In this case, speed and fluency masked error. A criminal label was assigned without evidence, due process, or the benefit of human judgement. It is worth pausing on that point. Historically, mistaken identity arose from human error, be it a misheard name, a faulty witness, a clerical slip. Today, it can arise from an algorithm.
Our reflex in this scenario may be to scream ‘bad computer!’, but that would be overlooking a key player in the accountability equation. AI systems are powerful and have limitless potential to improve our lives by democratising access to information, enhancing productivity and unlocking creative and economic potential. But they must inform human judgement, never replace it.

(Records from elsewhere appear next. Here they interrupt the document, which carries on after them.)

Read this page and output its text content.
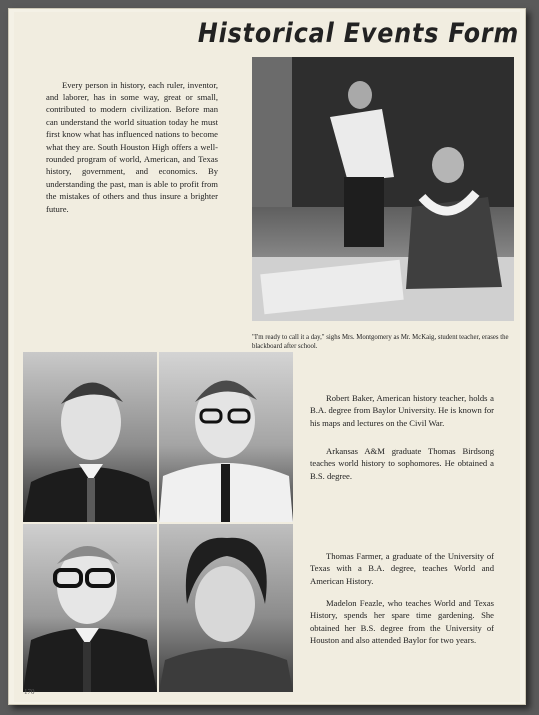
Historical Events Form

Every person in history, each ruler, inventor, and laborer, has in some way, great or small, contributed to modern civilization. Before man can understand the world situation today he must first know what has influenced nations to become what they are. South Houston High offers a well-rounded program of world, American, and Texas history, government, and economics. By understanding the past, man is able to profit from the mistakes of others and thus insure a brighter future.

"I'm ready to call it a day," sighs Mrs. Montgomery as Mr. McKaig, student teacher, erases the blackboard after school.

Robert Baker, American history teacher, holds a B.A. degree from Baylor University. He is known for his maps and lectures on the Civil War.

Arkansas A&M graduate Thomas Birdsong teaches world history to sophomores. He obtained a B.S. degree.

Thomas Farmer, a graduate of the University of Texas with a B.A. degree, teaches World and American History.

Madelon Feazle, who teaches World and Texas History, spends her spare time gardening. She obtained her B.S. degree from the University of Houston and also attended Baylor for two years.

170
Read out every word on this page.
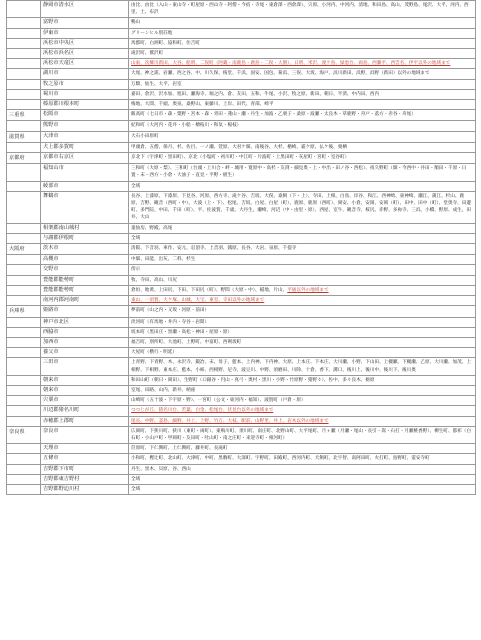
	静岡市清水区	由比、由比（入山・東山寺・町屋原・西山寺・阿僧・今宿・寺尾・東倉澤・西倉澤）、宍原、小河内、中河内、清地、和田島、高山、茂野島、尾沢、大平、河内、西里、土、布沢
	富野市	鴨山
	伊東市	グリーンヒル別荘地
	浜松市中央区	馬郡町、白洲町、協和町、住吉町
	浜松市浜名区	滝沢町、鷲沢町
	浜松市天竜区	山東、次郷川新田、大谷、船明、二俣町（阿蔵・南鹿島・鹿島・二俣・大園）、日明、米沢、渡ケ島、緑恵台、両島、西藤平、西雲名、伊平以外の地域まで
	湖川市	大尾、神之浦、岩瀬、西之谷、中、川久保、桜堂、千浜、国安、国包、菊浜、三俣、大坂、海戸、浜川新田、浜野、浜野（新田）以外の地域まで
	牧之原市	万騎、仙生、大平、岩室
	蜀川市	嘉田、倉沢、沢水加、旭田、瀬海寺、堀之内、倉、友田、五和、牛尾、小沢、牧之原、新田、朝日、半済、中内田、西内
	榛原郡川根本町	梅地、大間、千頭、奥泉、桑野山、東藤川、上岸、田代、青部、崎平
三重県	松阪市	飯高町（七日市・森・粟野・宮本・森・青田・蓮山・瀬・丹生・加波・乙栗子・桑原・波瀬・太良木・草鹿野・舟戸・落方・赤谷・舟尾）
	熊野市	紀和町（大河内・花井・小船・檜枝川・和気・楊枝）
滋賀県	大津市	大石小田原町
	犬上郡多賀町	甲頭倉、五僧、保月、杉、佐目、一ノ瀬、萱原、大君ケ畑、南後谷、大杉、楢崎、霜ケ原、仏ケ後、栗栖
京都府	京都市右京区	京北下（宇津町・黒田町）、京北（小塩町・初川町・中江町・片波町・上黒田町・灰屋町・宮町・室谷町）
	福知山市	三和町（大原・梨）、三和町（台頭・上川合・岼・城用・寛原中・高杉・友渕・細見奥・上・中出・田ノ谷・西松）、夜久野町（畑・今西中・井田・額田・千原・日置・末・西方・小倉・大油子・直見・平野・板生）
	綾部市	全域
	舞鶴市	長谷、上漆原、下漆原、下見谷、河原、西方寺、滝ケ谷、吉坂、大俣、桑飼（下・上）、寺田、上根、白鳥、岸谷、和江、西神崎、東神崎、瀬江、蒲江、杉山、鹿原、吉野、観音（西町・中）、大波（上・下）、松尾、吉坂、白屋、白屋（町）、鹿原、鹿原（西町）、岡安、小倉、安岡、安岡（町）、田中、田中（町）、堂奥寺、田邊町、多門院、中田、千田（町）、平、佐波賀、千歳、大丹生、瀬崎、河辺（中・由里・原）、西屋、室牛、観音寺、桜尻、赤野、多祢寺、三浜、小橋、野原、成生、田井、大山
	相楽郡南山城村	童仙房、野殿、高尾
	与謝郡伊根町	全域
大阪府	茨木市	清阪、下音羽、車作、安元、忍頂寺、上音羽、銭原、長谷、大岩、泉原、千提寺
	高槻市	中畑、田能、出灰、二料、杉生
	交野市	傍示
	豊能郡能勢町	牧、寺田、高山、川尻
	豊能郡能勢町	倉垣、地黄、上田尻、下田、下田尻（町）、野間（大原・中）、稲地、片山、平通以外の地域まで
	南河内郡河南町	東山、一須賀、大ケ塚、山城、大宝、東室、寺田以外の地域まで
兵庫県	姫路市	夢前町（山之内・又坂・河原・前田）
	神戸市北区	淡河町（有馬地・井内・寺谷・岩間）
	西脇市	坂本町（黒田庄・黒瀬・高松・神田・屋原・原）
	加西市	福吉町、別所町、大池町、上野町、中富町、西剣坂町
	養父市	大屋町（横行・明延）
	三田市	上青野、下青野、木、永沢寺、鍛冶、末、母子、藍本、上内神、下内神、大原、上本庄、下本庄、大川瀬、小野、下山田、上槻瀬、下槻瀬、乙原、大川瀬、加茂、上相野、下相野、東本庄、藍本、小柿、西相野、尼寺、波豆川、中野、須磨田、川除、十倉、香下、溝口、後川上、後川中、後川下、後川奥
	朝来市	和田山町（朝日・岡田）、生野町（口銀谷・円山・真弓・奥村・黒川・小野・竹原野・猪野々）、佐中、多々良木、栃原
	朝来市	室尾、田路、山内、新井、納座
	宍粟市	山崎町（五十波・下宇原・野）、一宮町（公文・東河内・福知）、波賀町（戸倉・原）
	川辺郡猪名川町	つつじが丘、猪名川台、若葉、白金、松尾台、伏見台以外の地域まで
	赤穂郡上郡町	尾長、中野、釜島、細野、井上、上野、竹万、大枝、駅前、山野里、井上、岩木以外の地域まで
奈良県	奈良市	広岡町、下狭川町、狭川（東町・両町）、東鳴川町、須川町、南庄町、北野山町、大平尾町、月ヶ瀬（月瀬・尾山・長引・嵩・石打・月瀬桃香野）、柳生町、都祁（白石町・小山戸町・甲岡町・友田町・吐山町・南之庄町・来迎寺町・相河町）
	天理市	苣原町、下仁興町、上仁興町、藤井町、長滝町
	五條市	小和町、樫辻町、北山町、大津町、中町、黒駒町、大深町、宇野町、田殿町、西河内町、犬飼町、北宇智、南阿田町、火打町、島野町、霊安寺町
	吉野郡下市町	丹生、黒木、貝原、谷、西山
	吉野郡東吉野村	全域
	吉野郡野迫川村	全域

When AI is applied to personal data, especially in open-ended contexts like search results, verification becomes critical. The harm caused by uncorrected inaccuracies can be devastating, particularly where reputations, employment, or personal safety are concerned. In the offline world we instinctively double check sensitive information. Online, the temptation is to outsource that discipline to the machine. We may even be reluctant to ‘offend’ the machine by disagreeing with it, because it is being so darn nice to us. Please don’t give in to that urge. Human validation remains the most important part of the AI journey.
In response to this complaint, my office engaged with the platform in question and supported the complainant in contacting a data protection authority counterpart with the relevant jurisdiction. The information was ultimately rectified. But the broader lesson reverberates.
As AI-driven features become more embedded in daily life, both individuals and organisations need to adopt a more discerning posture. Ask where the information comes from. Question how it has been assembled. And most importantly, remember that the confidence of an answer is not a reliable proxy for its accuracy.
Your AI buddy is incredibly helpful. Just don’t let it introduce you to someone you’ve never met, especially when it gets the name wrong.